Artikel 92 Rechnungshof — Ausfallende Banken und Wertpapierfirmen: Vorschriften und Verfahren
Gliederung
(1) Der Rechnungshof erstellt für jeden Zwölfmonatszeitraum vom 1. April bis zum 31. März des Folgejahres einen Sonderbericht.
(2) In jedem dieser Berichte wird geprüft, ob
a) bei der Inanspruchnahme des Fonds den Grundsätzen der Wirtschaftlichkeit, der Wirksamkeit und der Effizienz und insbesondere dem Erfordernis, die Inanspruchnahme des Fonds möglichst gering zu halten, Rechnung getragen wurde;
b) die durch den Fonds geleistete Unterstützung wirksam und konsequent bewertet wurde.

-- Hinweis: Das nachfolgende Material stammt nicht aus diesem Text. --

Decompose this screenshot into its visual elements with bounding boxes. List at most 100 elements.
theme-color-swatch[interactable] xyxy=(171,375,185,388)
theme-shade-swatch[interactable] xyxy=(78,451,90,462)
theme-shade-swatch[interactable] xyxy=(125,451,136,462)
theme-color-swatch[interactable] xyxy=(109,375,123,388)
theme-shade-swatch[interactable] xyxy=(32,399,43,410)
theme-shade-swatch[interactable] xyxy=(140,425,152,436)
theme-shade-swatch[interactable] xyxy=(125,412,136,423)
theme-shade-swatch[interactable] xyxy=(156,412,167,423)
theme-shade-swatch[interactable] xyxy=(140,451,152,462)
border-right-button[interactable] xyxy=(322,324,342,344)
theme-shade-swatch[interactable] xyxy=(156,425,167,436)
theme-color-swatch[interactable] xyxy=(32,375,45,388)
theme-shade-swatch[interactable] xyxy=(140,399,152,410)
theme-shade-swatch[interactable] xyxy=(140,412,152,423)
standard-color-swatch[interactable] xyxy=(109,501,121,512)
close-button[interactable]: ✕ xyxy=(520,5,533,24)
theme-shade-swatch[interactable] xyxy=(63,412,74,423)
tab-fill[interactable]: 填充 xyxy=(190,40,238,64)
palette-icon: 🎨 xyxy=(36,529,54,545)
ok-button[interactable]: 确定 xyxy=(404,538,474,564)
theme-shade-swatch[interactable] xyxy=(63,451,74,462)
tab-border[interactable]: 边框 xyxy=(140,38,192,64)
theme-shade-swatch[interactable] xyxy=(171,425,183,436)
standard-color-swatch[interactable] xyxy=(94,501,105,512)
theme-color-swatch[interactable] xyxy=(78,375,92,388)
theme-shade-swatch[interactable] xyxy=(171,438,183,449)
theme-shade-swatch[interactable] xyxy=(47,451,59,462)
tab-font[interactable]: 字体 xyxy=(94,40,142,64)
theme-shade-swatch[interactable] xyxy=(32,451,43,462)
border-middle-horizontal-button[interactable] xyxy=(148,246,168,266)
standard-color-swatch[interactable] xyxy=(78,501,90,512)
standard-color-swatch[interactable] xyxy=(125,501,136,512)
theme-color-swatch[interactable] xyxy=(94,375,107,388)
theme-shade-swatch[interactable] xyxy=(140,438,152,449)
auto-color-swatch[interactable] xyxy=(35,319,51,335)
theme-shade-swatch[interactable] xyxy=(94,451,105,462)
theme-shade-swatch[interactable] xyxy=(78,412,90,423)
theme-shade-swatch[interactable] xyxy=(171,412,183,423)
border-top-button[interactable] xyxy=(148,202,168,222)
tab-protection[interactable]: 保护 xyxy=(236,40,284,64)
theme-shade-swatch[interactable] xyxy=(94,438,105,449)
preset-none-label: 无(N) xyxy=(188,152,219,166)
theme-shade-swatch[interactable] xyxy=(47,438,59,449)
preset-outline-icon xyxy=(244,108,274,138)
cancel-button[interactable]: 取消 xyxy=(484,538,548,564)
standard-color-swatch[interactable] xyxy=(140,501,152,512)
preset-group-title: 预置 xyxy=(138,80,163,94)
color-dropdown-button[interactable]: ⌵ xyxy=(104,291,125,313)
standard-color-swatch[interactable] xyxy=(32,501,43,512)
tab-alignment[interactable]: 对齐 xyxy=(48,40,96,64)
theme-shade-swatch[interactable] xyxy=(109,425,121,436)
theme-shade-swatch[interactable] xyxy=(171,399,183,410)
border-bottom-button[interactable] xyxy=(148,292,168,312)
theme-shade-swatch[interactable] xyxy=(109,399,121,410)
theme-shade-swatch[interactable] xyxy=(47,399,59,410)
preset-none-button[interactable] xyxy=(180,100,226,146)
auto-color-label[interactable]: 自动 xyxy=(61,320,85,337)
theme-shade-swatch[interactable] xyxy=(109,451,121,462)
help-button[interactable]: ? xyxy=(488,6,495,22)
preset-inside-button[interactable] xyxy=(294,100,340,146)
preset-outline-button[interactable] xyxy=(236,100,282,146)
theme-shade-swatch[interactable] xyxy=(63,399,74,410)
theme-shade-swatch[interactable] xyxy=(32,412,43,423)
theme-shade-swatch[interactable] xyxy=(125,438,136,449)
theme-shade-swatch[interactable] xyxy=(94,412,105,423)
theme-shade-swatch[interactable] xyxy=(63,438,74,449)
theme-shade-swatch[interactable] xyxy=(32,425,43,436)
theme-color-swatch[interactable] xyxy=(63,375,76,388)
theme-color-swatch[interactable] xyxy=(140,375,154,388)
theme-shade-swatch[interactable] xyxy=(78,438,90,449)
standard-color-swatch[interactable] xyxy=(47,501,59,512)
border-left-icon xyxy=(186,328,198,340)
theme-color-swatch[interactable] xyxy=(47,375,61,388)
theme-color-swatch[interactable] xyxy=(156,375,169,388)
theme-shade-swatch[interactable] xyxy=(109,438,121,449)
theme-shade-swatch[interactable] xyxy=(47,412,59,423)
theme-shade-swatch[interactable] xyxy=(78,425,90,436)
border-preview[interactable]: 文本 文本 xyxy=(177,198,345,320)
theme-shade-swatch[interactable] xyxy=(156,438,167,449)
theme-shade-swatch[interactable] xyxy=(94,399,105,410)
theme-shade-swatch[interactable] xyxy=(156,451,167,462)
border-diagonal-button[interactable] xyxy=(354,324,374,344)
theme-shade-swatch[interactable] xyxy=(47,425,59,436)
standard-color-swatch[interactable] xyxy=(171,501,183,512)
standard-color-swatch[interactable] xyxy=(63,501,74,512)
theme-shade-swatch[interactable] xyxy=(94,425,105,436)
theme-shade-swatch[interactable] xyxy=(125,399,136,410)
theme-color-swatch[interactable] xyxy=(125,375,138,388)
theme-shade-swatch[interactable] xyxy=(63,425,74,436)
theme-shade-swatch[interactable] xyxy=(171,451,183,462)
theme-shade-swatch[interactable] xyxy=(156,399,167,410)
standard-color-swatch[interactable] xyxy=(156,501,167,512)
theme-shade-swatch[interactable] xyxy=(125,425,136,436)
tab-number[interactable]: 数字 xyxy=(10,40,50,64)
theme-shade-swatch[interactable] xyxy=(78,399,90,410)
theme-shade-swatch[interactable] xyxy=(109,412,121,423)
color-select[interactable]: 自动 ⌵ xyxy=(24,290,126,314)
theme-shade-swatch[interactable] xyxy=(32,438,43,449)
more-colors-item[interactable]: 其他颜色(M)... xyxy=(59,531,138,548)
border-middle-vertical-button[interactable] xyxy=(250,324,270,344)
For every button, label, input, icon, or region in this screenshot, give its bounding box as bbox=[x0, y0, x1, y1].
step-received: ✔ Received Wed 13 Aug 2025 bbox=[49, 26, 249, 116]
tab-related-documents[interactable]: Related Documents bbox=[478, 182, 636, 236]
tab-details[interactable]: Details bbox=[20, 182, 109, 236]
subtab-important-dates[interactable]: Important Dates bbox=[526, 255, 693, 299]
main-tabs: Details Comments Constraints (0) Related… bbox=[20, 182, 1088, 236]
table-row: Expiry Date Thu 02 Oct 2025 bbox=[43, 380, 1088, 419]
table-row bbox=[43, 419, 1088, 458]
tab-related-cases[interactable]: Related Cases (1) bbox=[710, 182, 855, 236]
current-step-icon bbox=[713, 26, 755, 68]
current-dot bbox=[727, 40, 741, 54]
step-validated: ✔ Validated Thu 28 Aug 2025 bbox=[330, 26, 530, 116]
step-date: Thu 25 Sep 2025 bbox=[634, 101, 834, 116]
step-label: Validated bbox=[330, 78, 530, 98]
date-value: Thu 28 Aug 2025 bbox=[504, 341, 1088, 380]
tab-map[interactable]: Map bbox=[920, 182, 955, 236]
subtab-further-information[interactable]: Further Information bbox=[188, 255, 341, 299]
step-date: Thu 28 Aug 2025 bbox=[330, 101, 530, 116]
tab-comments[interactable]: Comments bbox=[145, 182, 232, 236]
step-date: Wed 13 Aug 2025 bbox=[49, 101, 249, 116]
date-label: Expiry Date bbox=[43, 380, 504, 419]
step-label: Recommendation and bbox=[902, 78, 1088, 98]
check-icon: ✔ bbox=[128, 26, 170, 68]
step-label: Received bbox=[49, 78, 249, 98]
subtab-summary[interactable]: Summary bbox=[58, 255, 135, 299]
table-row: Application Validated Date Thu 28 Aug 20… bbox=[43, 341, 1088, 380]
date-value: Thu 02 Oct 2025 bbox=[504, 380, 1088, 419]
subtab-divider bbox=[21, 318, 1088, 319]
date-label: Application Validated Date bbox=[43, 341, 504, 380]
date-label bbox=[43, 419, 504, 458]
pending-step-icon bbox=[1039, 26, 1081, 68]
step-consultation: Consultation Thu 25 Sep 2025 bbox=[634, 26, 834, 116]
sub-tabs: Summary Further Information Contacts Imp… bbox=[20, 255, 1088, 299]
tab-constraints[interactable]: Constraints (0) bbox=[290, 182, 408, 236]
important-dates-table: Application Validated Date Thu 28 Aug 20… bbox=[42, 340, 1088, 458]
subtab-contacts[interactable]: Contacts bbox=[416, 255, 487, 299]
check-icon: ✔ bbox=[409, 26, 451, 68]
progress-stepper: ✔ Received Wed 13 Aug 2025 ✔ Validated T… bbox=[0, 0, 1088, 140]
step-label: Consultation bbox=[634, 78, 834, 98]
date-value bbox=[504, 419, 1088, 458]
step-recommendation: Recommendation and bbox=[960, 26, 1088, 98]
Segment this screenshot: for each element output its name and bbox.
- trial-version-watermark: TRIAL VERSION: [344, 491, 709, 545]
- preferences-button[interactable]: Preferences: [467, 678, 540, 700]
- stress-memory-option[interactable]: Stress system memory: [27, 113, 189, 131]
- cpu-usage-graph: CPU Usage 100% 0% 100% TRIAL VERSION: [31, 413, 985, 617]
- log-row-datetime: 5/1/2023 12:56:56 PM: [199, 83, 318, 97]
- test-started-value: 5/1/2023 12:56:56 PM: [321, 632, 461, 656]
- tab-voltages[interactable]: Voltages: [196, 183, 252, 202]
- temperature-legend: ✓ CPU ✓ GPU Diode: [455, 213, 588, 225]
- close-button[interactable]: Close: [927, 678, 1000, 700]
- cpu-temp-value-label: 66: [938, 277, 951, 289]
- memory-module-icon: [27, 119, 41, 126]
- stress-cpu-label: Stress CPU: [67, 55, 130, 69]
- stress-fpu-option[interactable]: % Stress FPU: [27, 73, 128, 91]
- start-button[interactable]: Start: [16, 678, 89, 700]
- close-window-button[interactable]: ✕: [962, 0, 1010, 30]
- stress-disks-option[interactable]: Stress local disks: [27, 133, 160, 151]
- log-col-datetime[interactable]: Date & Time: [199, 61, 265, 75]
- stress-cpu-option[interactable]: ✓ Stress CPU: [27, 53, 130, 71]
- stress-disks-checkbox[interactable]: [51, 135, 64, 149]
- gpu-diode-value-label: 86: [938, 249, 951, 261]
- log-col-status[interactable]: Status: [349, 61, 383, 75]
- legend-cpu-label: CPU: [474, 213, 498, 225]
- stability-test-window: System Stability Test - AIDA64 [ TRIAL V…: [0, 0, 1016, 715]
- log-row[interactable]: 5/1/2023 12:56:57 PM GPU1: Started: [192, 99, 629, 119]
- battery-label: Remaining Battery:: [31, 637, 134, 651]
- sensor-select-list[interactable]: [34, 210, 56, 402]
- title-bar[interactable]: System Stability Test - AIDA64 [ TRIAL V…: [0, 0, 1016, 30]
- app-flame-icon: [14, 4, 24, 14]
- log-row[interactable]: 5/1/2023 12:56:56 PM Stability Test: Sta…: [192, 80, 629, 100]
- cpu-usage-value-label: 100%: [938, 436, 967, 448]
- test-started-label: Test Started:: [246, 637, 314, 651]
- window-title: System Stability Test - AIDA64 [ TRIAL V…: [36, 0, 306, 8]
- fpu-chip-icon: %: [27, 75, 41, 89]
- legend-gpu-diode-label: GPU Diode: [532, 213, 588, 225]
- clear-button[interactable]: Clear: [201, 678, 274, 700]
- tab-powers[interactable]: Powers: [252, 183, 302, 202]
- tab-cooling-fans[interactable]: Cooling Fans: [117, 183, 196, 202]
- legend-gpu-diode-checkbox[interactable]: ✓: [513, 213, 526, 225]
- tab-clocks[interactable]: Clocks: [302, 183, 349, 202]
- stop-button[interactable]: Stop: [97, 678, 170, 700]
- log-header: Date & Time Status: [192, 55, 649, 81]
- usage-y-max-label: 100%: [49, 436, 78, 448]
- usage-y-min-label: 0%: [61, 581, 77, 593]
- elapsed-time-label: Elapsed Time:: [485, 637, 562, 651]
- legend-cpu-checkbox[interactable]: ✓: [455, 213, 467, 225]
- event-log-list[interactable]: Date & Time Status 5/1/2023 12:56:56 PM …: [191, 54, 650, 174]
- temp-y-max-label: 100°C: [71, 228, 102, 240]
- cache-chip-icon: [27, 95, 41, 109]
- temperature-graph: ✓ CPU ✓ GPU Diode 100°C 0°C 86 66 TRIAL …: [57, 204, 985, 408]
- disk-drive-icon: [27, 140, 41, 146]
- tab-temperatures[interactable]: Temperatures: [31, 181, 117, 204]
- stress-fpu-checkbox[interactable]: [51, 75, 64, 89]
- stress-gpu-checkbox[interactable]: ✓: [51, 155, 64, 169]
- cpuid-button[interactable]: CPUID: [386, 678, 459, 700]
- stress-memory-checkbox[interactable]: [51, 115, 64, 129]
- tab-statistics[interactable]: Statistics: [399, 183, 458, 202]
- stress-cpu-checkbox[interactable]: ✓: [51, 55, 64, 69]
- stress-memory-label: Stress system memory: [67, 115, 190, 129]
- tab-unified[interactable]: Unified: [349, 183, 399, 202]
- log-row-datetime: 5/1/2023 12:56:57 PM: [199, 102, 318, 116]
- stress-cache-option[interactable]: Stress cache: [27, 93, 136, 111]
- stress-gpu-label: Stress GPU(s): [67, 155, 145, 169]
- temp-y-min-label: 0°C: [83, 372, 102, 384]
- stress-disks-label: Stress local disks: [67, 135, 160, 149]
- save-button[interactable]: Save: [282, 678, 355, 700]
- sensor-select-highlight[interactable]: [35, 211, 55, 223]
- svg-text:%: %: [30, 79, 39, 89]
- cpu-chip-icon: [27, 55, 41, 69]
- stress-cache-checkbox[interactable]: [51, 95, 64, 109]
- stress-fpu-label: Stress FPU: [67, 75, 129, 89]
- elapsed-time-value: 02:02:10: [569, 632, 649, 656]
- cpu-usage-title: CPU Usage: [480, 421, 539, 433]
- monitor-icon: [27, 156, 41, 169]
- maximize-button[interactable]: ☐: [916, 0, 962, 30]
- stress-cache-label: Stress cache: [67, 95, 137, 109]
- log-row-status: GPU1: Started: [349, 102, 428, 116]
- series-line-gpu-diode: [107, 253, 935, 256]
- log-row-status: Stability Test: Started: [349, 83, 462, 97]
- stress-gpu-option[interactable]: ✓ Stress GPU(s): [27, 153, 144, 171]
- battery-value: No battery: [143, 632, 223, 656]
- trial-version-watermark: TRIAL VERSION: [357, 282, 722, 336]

(3) Jeder Bericht gemäß Absatz 1 ist innerhalb von sechs Monaten nach dem Ende des Berichtszeitraums zu erstellen.
(4) Nach der Prüfung des vom Ausschuss gemäß Artikel 63 aufgestellten Jahresabschlusses erstellt der Rechnungshof bis zum 1. Dezember nach Ablauf des vorangegangenen Haushaltsjahres einen Bericht mit seinen Ergebnissen. Insbesondere berichtet der Rechnungshof über alle Eventualverbindlichkeiten (für den Ausschuss, den Rat, die Kommission oder sonstige), die daraus resultieren, dass der Ausschuss, der Rat und die Kommission ihre Aufgaben nach dieser Verordnung wahrnehmen.
(5) Das Europäische Parlament und der Rat können den Rechnungshof ersuchen, auch andere einschlägige Fragen innerhalb ihrer in Artikel 287 Absatz 4 AEUV festgelegten Zuständigkeit zu prüfen.
(6) Die Berichte gemäß den Absätzen 1 und 4 werden dem Ausschuss, dem Europäischen Parlament, dem Rat und der Kommission übermittelt und unverzüglich veröffentlicht.
(7) Die Kommission legt innerhalb von zwei Monaten nach dem Zeitpunkt der Veröffentlichung jedes Berichts gemäß Absatz 1 eine ausführliche Antwort in schriftlicher Form vor, die ebenfalls veröffentlicht wird.
Der Ausschuss, der Rat und die Kommission legen innerhalb von zwei Monaten nach dem Zeitpunkt der Veröffentlichung jedes Berichts gemäß Absatz 4 eine ausführliche Antwort in schriftlicher Form vor, die ebenfalls veröffentlicht wird.